Die Freiheitlichen waren mit anderen Problemen geschlagen, als sich prominente Kandidaten zu suchen. Der einzige prominente Quereinsteiger ist der Sportler Elmar Lichtenegger. Bei der letzten Wahl kandidierte für die FPÖ schon einmal ein Sportler, der ehemals sehr erfolgreiche Skifahrer Patrik Ortlieb. In den vier Jahren als Abgeordneter kam er nur mit einem angeblichen Sexskandal in einer Innsbrucker Tiefgarage in die Medien. Über Lichtenegger ist nichts Einschlägiges bekannt. Dafür kann man auf
seiner Homepage Fotos sehen, die ihn athletisch und vor allem hüllenlos zeigen. Auf seine Einstandsrede im Parlament darf man gespannt sein.
Duell im Fernsehzeitalter
Die letzten drei Wochen vor der Wahl waren geprägt von sechs Fernsehduellen, wobei in Zweierdiskussionen jeder Parteichef einmal die Gelegenheit bekommt, mit jedem anderen zu diskutieren. Den Abschluss bildet die so genannte „Elefantenrunde“, bei der alle vier Parteichefs aufeinander treffen. TV- Konfrontationen bestätigen in der Regel die vorhandenen Einstellungen der Zuschauer und sind laut Wahlforschern eher unbedeutend für das Wahlergebnis. Durch die Kürze des österreichischen Wahlkampfes werden den TV- Duellen bei dieser Wahl allerdings großes Wirkungspotential vorausgesagt.
Markant war, wie gut sich wieder Erwarten Wolfgang Schüssel in den ersten beiden Konfrontationen gegen den Chef der Grünen und der FPÖ behaupten konnte. Alle Kommentare sahen ihn als Sieger. Wolfgang Schüssel galt bald als unschlagbar. Mit besonderer Spannung wurde daher sein Duell mit dem Kanzlerkandidaten Alfred Gusenbauer von der SPÖ erwartet.
Gusenbauer, vom Spiegel beschrieben als „ein Hauch von Scharping mit der Ausstrahlung eines spätsowjetischen Kaderleiters“ konnte sich auch überraschend Staatstragend präsentieren, wenn auch bei weitem nicht so gekonnt wie Schüssel. Das Aufeinandertreffen zwischen Schüssel und Gusenbauer wendete das Blatt allerdings zugunsten von Gusenbauer: trat er zuvor als ruhig und über den Dingen stehend auf, präsentierte er sich Schüssel gegenüber als bissiger Oppositionspolitiker. Schüssel, der offensichtlich rund 20 Minuten brauchte, um sich auf den neuen Stil Gusenbauers zu gewöhnen, wirkte natürlich bei weitem nicht so souverän wie in den vorherigen Diskussionen.

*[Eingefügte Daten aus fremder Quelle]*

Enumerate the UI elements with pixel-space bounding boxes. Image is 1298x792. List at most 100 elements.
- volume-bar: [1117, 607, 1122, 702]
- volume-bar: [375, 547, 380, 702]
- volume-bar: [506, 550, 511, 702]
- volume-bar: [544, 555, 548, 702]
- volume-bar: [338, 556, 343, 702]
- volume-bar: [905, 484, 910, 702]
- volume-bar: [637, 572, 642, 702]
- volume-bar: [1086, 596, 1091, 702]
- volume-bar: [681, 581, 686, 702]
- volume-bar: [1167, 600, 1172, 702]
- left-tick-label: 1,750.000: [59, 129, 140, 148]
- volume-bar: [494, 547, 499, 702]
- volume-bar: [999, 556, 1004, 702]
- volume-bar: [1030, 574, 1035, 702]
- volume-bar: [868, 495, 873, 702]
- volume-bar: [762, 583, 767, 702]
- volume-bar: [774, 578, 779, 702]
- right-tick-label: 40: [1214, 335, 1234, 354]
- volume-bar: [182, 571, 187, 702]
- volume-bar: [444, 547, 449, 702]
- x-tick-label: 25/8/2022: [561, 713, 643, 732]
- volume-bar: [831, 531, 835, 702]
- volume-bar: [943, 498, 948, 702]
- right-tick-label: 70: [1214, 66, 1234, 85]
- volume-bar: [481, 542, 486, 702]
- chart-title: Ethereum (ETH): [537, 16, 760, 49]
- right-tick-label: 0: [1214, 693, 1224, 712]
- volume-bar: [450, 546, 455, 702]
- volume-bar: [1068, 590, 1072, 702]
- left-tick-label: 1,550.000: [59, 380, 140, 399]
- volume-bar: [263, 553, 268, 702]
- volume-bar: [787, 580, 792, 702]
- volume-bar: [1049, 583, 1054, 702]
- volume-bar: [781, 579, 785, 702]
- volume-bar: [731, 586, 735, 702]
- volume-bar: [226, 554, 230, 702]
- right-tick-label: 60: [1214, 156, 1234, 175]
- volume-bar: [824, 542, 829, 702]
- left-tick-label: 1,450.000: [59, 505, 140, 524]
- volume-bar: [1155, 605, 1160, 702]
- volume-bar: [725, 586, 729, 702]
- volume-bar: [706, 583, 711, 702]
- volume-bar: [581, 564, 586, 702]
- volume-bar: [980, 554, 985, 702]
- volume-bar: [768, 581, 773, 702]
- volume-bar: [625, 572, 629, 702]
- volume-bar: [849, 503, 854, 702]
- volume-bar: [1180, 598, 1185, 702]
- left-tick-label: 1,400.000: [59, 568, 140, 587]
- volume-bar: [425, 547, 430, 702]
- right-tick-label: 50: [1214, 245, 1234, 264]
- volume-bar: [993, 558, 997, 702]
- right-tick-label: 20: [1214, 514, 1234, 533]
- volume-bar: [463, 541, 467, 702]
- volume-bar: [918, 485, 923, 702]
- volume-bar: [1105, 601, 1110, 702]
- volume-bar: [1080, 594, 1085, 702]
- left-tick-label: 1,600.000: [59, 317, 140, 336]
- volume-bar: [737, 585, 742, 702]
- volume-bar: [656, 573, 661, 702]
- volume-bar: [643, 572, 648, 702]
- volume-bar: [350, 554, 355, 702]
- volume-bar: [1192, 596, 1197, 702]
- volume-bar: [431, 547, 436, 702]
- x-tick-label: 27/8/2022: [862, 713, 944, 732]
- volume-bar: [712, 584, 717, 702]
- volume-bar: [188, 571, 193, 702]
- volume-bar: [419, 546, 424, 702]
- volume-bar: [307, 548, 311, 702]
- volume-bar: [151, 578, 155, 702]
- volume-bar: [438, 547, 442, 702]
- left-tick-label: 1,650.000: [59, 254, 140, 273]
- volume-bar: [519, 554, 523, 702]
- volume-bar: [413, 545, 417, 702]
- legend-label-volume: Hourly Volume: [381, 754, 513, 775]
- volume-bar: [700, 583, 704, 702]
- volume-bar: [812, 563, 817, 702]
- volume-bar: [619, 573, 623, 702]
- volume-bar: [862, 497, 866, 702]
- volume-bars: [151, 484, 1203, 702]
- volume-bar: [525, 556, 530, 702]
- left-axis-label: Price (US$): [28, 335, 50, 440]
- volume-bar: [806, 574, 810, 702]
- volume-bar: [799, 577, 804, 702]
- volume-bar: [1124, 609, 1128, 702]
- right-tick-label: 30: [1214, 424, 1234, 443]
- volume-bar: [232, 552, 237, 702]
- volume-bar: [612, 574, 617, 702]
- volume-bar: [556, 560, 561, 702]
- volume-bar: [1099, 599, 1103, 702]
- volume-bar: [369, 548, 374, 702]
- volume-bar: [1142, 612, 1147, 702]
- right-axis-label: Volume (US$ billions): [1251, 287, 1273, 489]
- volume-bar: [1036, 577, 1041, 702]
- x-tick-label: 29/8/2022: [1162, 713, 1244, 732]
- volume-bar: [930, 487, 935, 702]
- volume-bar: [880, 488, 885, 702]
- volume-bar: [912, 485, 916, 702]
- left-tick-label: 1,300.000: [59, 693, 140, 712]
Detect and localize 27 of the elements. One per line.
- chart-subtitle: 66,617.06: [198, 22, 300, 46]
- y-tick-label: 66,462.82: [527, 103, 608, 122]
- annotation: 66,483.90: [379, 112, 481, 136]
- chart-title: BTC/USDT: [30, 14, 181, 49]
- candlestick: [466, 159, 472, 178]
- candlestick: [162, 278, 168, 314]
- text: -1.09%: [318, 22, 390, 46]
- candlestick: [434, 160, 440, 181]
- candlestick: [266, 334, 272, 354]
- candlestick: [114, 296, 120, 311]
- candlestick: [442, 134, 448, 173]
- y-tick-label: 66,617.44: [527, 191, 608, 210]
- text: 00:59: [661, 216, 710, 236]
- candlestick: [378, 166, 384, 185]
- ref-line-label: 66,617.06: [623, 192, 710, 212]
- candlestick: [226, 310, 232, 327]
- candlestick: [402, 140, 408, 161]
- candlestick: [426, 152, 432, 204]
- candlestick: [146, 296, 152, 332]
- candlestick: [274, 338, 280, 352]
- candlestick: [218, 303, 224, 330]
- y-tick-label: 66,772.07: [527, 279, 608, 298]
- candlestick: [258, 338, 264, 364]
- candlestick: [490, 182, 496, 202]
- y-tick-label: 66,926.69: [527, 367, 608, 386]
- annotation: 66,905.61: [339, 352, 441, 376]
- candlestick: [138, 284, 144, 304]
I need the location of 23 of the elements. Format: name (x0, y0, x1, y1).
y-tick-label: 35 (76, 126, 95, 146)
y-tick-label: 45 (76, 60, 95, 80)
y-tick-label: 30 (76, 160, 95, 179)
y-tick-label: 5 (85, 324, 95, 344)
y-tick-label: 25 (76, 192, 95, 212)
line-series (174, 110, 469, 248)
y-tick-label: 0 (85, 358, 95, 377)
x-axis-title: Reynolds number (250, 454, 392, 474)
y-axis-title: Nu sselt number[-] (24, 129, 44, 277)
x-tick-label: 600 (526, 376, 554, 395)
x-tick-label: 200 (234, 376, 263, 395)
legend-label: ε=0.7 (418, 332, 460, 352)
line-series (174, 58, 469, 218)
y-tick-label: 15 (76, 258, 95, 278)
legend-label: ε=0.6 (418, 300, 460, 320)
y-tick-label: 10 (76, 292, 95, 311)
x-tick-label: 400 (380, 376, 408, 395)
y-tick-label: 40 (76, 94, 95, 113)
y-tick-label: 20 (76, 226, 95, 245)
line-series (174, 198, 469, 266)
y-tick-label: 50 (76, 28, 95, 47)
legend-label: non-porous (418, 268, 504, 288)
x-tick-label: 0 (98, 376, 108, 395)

Das Rennen ist auch hier offen. Nachdem Gusenbauer in den Medien nie als gleich kanzlerwürdig mit Schüssel gesehen wurde, änderte sich das, nachdem selbst konservative Zeitungen Gusenbauer eindeutig den Sieg zugestanden. Die Elefantenrunde vier Tage vor der Wahl steht noch aus. Und alles ist offen!